Benvenuti nel fanatismo.
Da sabato scorso siamo entrati ufficialmente nel tunnel del fanatismo.
Perché il comico Francesco Paolantoni che dice “Non siamo noi che siamo razzisti, sono loro che sono napoletani” (o negri, o rom, ognuno ci metta la variante che meglio crede) ci fa ridere e Vittorio Feltri che dopo l’episodio di Fermo scrive che noi non siamo razzisti (e comunque, anche se fosse, loro sono peggio) non ci fa più ridere?
Perché, ci direbbe Shaftesbury nella sua Lettera sull’entusiasmo (ma più correttamente si dovrebbe intitolare “Lettera sul fanatismo”, con questo titolo a settembre Chiarelettere la manderà in libreria), nei venticinque anni circa che separano Francesco Paolantoni e Vittorio Feltri è accaduto questo: nella discussione pubblica abbiamo espulso l’ironia. Qualsiasi esperienza collettiva che a-priori espella l’ironia è destinata a divenire dittatoriale, perché non disposta a sopportare un’opinione diversa dalla propria.
Dunque prima regola: mai staccare gli occhi dalla palla.
La palla non è Amedeo Mancini, l’uomo di Fermo che ha ucciso Emmanuel Chidi Namdi. La palla è la forza e l’efficacia della retorica razzista.
La retorica razzista è di moda, è efficace ed è imbattibile, almeno ora, per due buone ragioni:
La prima. Come effetto della inconsistenza della retorica antirazzista che nella maggior parte dei casi si risolve nel rimprovero di esser razzisti. Ovvero nella convinzione che basti pronunciare la parola perché l’effetto sia l’abbandono delle proprie posizioni e delle proprie convinzioni. Appunto nell’abbandono della capacità graffiante dell’ironia. Perché l’ironia è un mezzo. La sua funzione è obbligare chi è oggetto di ironia a proporre argomenti e prove sulla fondatezza della propria convinzione. Dunque, per concludere su questo primo punto, la retorica antirazzista con il suo “ditino alzato” non obbliga a produrre prove sula fondatezza delle convinzioni razziste. Anzi le accredita come “anticonvenzionali” e dunque le dota del fascino del pensiero alternativo e perciò “nuovo”.
La seconda. Il principio di genericità a cui la retorica razzista risponde fa il paio con quella antirazzista. Sul piano di genericità vince l’opinione che richiede meno sforzo e che chiede solo di essere ciò che si è. E la dimensione “naturale” di tutti noi è di avere una buona percentuale di idiosincrasia per chi è diverso, perché la diversità obbliga a trovare delle mediazioni, costringe a contrattare, a investire su una idea di futuro in cui alcuni dati si perdono in nome di un progetto di “buona qualità di vita” domani.
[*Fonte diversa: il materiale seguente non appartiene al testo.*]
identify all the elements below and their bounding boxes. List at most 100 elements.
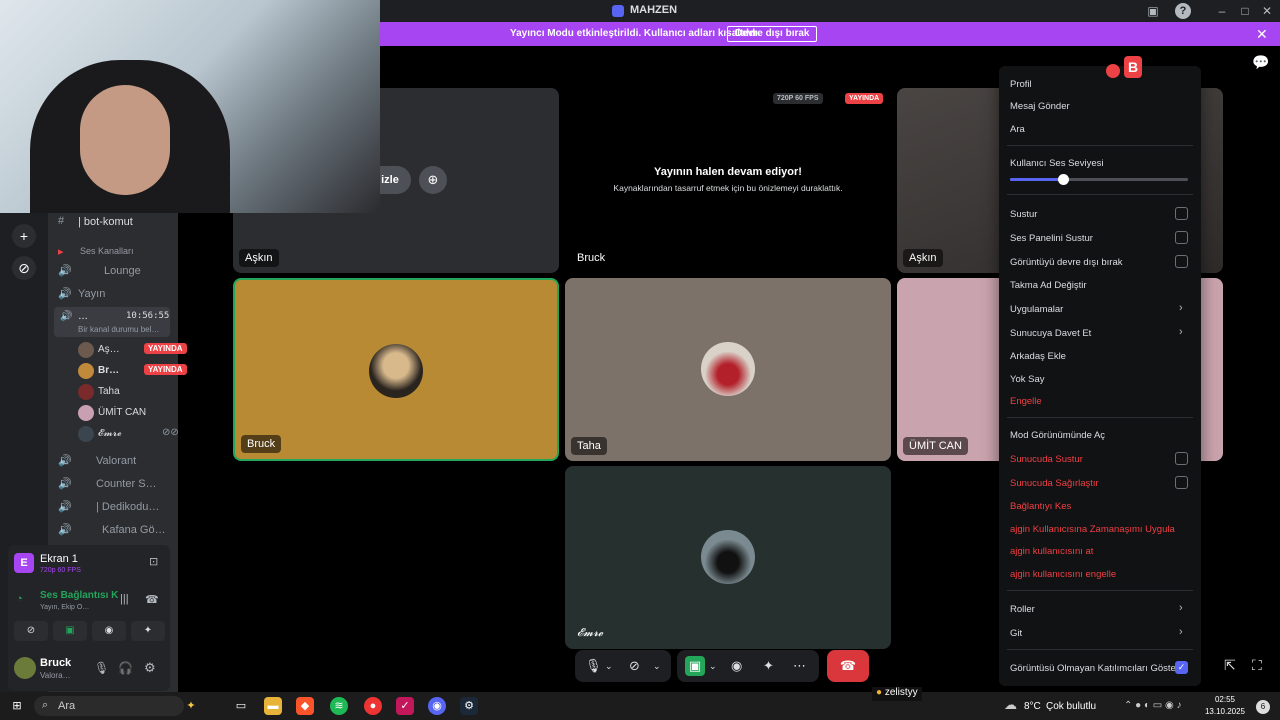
spotify-icon[interactable]: ≋ bbox=[330, 697, 348, 715]
notification-badge[interactable]: 6 bbox=[1256, 700, 1270, 714]
menu-server-mute[interactable]: Sunucuda Sustur bbox=[1010, 454, 1083, 465]
soundboard-icon[interactable]: ✦ bbox=[763, 650, 774, 682]
leave-call-button[interactable]: ☎ bbox=[827, 650, 869, 682]
maximize-button[interactable]: □ bbox=[1237, 3, 1253, 19]
menu-show-non-video[interactable]: Görüntüsü Olmayan Katılımcıları Göster bbox=[1010, 663, 1179, 674]
volume-slider-handle[interactable] bbox=[1058, 174, 1070, 185]
menu-ignore[interactable]: Yok Say bbox=[1010, 374, 1045, 385]
channel-valorant[interactable]: 🔊 Valorant bbox=[48, 451, 178, 471]
chevron-down-icon[interactable]: ⌄ bbox=[653, 650, 661, 682]
disable-video-checkbox[interactable] bbox=[1175, 255, 1188, 268]
menu-apps[interactable]: Uygulamalar bbox=[1010, 304, 1063, 315]
server-mute-checkbox[interactable] bbox=[1175, 452, 1188, 465]
add-server-icon[interactable]: + bbox=[12, 224, 36, 248]
banner-close-icon[interactable]: ✕ bbox=[1256, 26, 1268, 43]
camera-off-button[interactable]: ⊘ bbox=[14, 621, 48, 641]
popout-icon[interactable]: ⊕ bbox=[419, 166, 447, 194]
clock-date[interactable]: 13.10.2025 bbox=[1202, 707, 1248, 716]
disconnect-icon[interactable]: ☎ bbox=[145, 593, 159, 606]
channel-kafana[interactable]: 🔊 Kafana Gö… bbox=[48, 520, 178, 540]
stop-stream-icon[interactable]: ⊡ bbox=[149, 555, 158, 568]
show-non-video-checkbox[interactable]: ✓ bbox=[1175, 661, 1188, 674]
discord-icon[interactable]: ◉ bbox=[428, 697, 446, 715]
menu-block[interactable]: Engelle bbox=[1010, 396, 1042, 407]
mute-soundboard-checkbox[interactable] bbox=[1175, 231, 1188, 244]
connection-status[interactable]: Ses Bağlantısı K bbox=[40, 590, 118, 601]
share-screen-button[interactable]: ▣ bbox=[53, 621, 87, 641]
app-icon[interactable]: ✓ bbox=[396, 697, 414, 715]
menu-mute-soundboard[interactable]: Ses Panelini Sustur bbox=[1010, 233, 1093, 244]
voice-category[interactable]: ▸ Ses Kanalları bbox=[48, 242, 178, 262]
windows-start-icon[interactable]: ⊞ bbox=[8, 697, 26, 715]
user-tile-bruck[interactable]: Bruck bbox=[233, 278, 559, 461]
channel-active[interactable]: 🔊 … 10:56:55 Bir kanal durumu bel… bbox=[54, 307, 170, 337]
channel-bot-komut[interactable]: # | bot-komut bbox=[48, 212, 178, 232]
menu-call[interactable]: Ara bbox=[1010, 124, 1025, 135]
volume-slider-track[interactable] bbox=[1010, 174, 1188, 185]
camera-off-icon[interactable]: ⊘ bbox=[629, 650, 640, 682]
search-box[interactable]: ⌕ Ara bbox=[34, 696, 184, 716]
share-screen-icon[interactable]: ▣ bbox=[685, 656, 705, 676]
menu-ban[interactable]: ajgin kullanıcısını engelle bbox=[1010, 569, 1116, 580]
voice-user[interactable]: Aş… YAYINDA bbox=[74, 340, 219, 360]
chevron-down-icon[interactable]: ⌄ bbox=[605, 650, 613, 682]
disable-streamer-mode-button[interactable]: Devre dışı bırak bbox=[727, 26, 818, 42]
menu-disable-video[interactable]: Görüntüyü devre dışı bırak bbox=[1010, 257, 1122, 268]
menu-mute[interactable]: Sustur bbox=[1010, 209, 1037, 220]
microphone-icon[interactable]: 🎙 bbox=[585, 650, 602, 682]
soundboard-button[interactable]: ✦ bbox=[131, 621, 165, 641]
user-tile-taha[interactable]: Taha bbox=[565, 278, 891, 461]
task-view-icon[interactable]: ▭ bbox=[232, 697, 250, 715]
user-tile-emre[interactable]: 𝓔𝓶𝓻𝓮 bbox=[565, 466, 891, 649]
activities-button[interactable]: ◉ bbox=[92, 621, 126, 641]
menu-invite[interactable]: Sunucuya Davet Et bbox=[1010, 328, 1091, 339]
chevron-down-icon[interactable]: ⌄ bbox=[709, 650, 717, 682]
menu-disconnect[interactable]: Bağlantıyı Kes bbox=[1010, 501, 1071, 512]
channel-lounge[interactable]: 🔊 Lounge bbox=[48, 261, 178, 281]
tray-icons[interactable]: ⌃ ● ◐ ▭ ◉ ♪ bbox=[1124, 700, 1182, 711]
avatar[interactable] bbox=[14, 657, 36, 679]
minimize-button[interactable]: – bbox=[1214, 3, 1230, 19]
menu-roles[interactable]: Roller bbox=[1010, 604, 1035, 615]
voice-user[interactable]: Taha bbox=[74, 382, 219, 402]
menu-add-friend[interactable]: Arkadaş Ekle bbox=[1010, 351, 1066, 362]
clock-time[interactable]: 02:55 bbox=[1210, 695, 1240, 704]
settings-gear-icon[interactable]: ⚙ bbox=[144, 660, 156, 676]
microphone-icon[interactable]: 🎙 bbox=[94, 661, 109, 675]
brave-browser-icon[interactable]: ◆ bbox=[296, 697, 314, 715]
menu-server-deafen[interactable]: Sunucuda Sağırlaştır bbox=[1010, 478, 1099, 489]
mute-checkbox[interactable] bbox=[1175, 207, 1188, 220]
menu-kick[interactable]: ajgin kullanıcısını at bbox=[1010, 546, 1093, 557]
channel-dedikodu[interactable]: 🔊 | Dedikodu… bbox=[48, 497, 178, 517]
menu-go[interactable]: Git bbox=[1010, 628, 1022, 639]
weather-text[interactable]: Çok bulutlu bbox=[1046, 701, 1096, 712]
voice-user[interactable]: Br… YAYINDA bbox=[74, 361, 219, 381]
menu-profile[interactable]: Profil bbox=[1010, 79, 1032, 90]
close-window-button[interactable]: ✕ bbox=[1259, 3, 1275, 19]
fullscreen-icon[interactable]: ⛶ bbox=[1252, 657, 1262, 674]
weather-temp[interactable]: 8°C bbox=[1024, 701, 1041, 712]
file-explorer-icon[interactable]: ▬ bbox=[264, 697, 282, 715]
server-deafen-checkbox[interactable] bbox=[1175, 476, 1188, 489]
copilot-sparkle-icon[interactable]: ✦ bbox=[182, 697, 200, 715]
popout-window-icon[interactable]: ⇱ bbox=[1224, 657, 1236, 674]
menu-change-nickname[interactable]: Takma Ad Değiştir bbox=[1010, 280, 1087, 291]
steam-icon[interactable]: ⚙ bbox=[460, 697, 478, 715]
menu-send-message[interactable]: Mesaj Gönder bbox=[1010, 101, 1070, 112]
stream-tile-bruck[interactable]: 720P 60 FPS YAYINDA Yayının halen devam … bbox=[565, 88, 891, 273]
activities-icon[interactable]: ◉ bbox=[731, 650, 742, 682]
headphones-icon[interactable]: 🎧 bbox=[118, 661, 133, 675]
noise-suppression-icon[interactable]: ||| bbox=[120, 593, 129, 605]
more-options-icon[interactable]: ⋯ bbox=[793, 650, 806, 682]
menu-timeout[interactable]: ajgin Kullanıcısına Zamanaşımı Uygula bbox=[1010, 524, 1175, 535]
chat-icon[interactable]: 💬 bbox=[1252, 54, 1269, 71]
discover-icon[interactable]: ⊘ bbox=[12, 256, 36, 280]
inbox-icon[interactable]: ▣ bbox=[1145, 3, 1161, 19]
voice-user[interactable]: 𝓔𝓶𝓻𝓮 ⊘⊘ bbox=[74, 424, 219, 444]
app-icon[interactable]: ● bbox=[364, 697, 382, 715]
help-icon[interactable]: ? bbox=[1175, 3, 1191, 19]
voice-user[interactable]: ÜMİT CAN bbox=[74, 403, 219, 423]
channel-counter-strike[interactable]: 🔊 Counter S… bbox=[48, 474, 178, 494]
channel-yayin[interactable]: 🔊 Yayın bbox=[48, 284, 178, 304]
menu-mod-view[interactable]: Mod Görünümünde Aç bbox=[1010, 430, 1105, 441]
Insomma, non siamo naturalmente né non razzisti, né democratici (come non siamo naturalmente “educati, “accoglienti” o “altruisti”). Tutte le condizioni e le scelte che mettono in questione parti di sé, in funzione di un possibile vantaggio presumono un investimento, esprimono un carattere artificiale della politica. La quale appunto presume rinunce, e soprattutto impegno. Essere democratici è un vantaggio solo se si riesce a pensare “collettivo”, non se si ragiona “branco”.
Dunque, per concludere su questo secondo punto, la dimensione naturale della politica si basa sulla contrapposizione “noi” VS “loro” (islamici, rom, meridionali, cinesi, ebrei…), non chiede una dimostrazione, sceglie un “dato di fatto”, non lo spiega, lo “ripete” fino a farlo diventare argomento. Racconta “fatti” – ovvero sceglie “clip” di realtà – e li costruisce e li propone, direbbe Manzoni, come “il sugo della storia”.
La retorica che adotta è omologa a quella del qualunquismo o a quella dell’antipolitica. Parte da una visione vittimistica e vittimizzata della realtà e ha come presupposto la propria autoassoluzione.
In epoca di risentimento, bisogna riconoscerlo, è una vittoria a mani basse.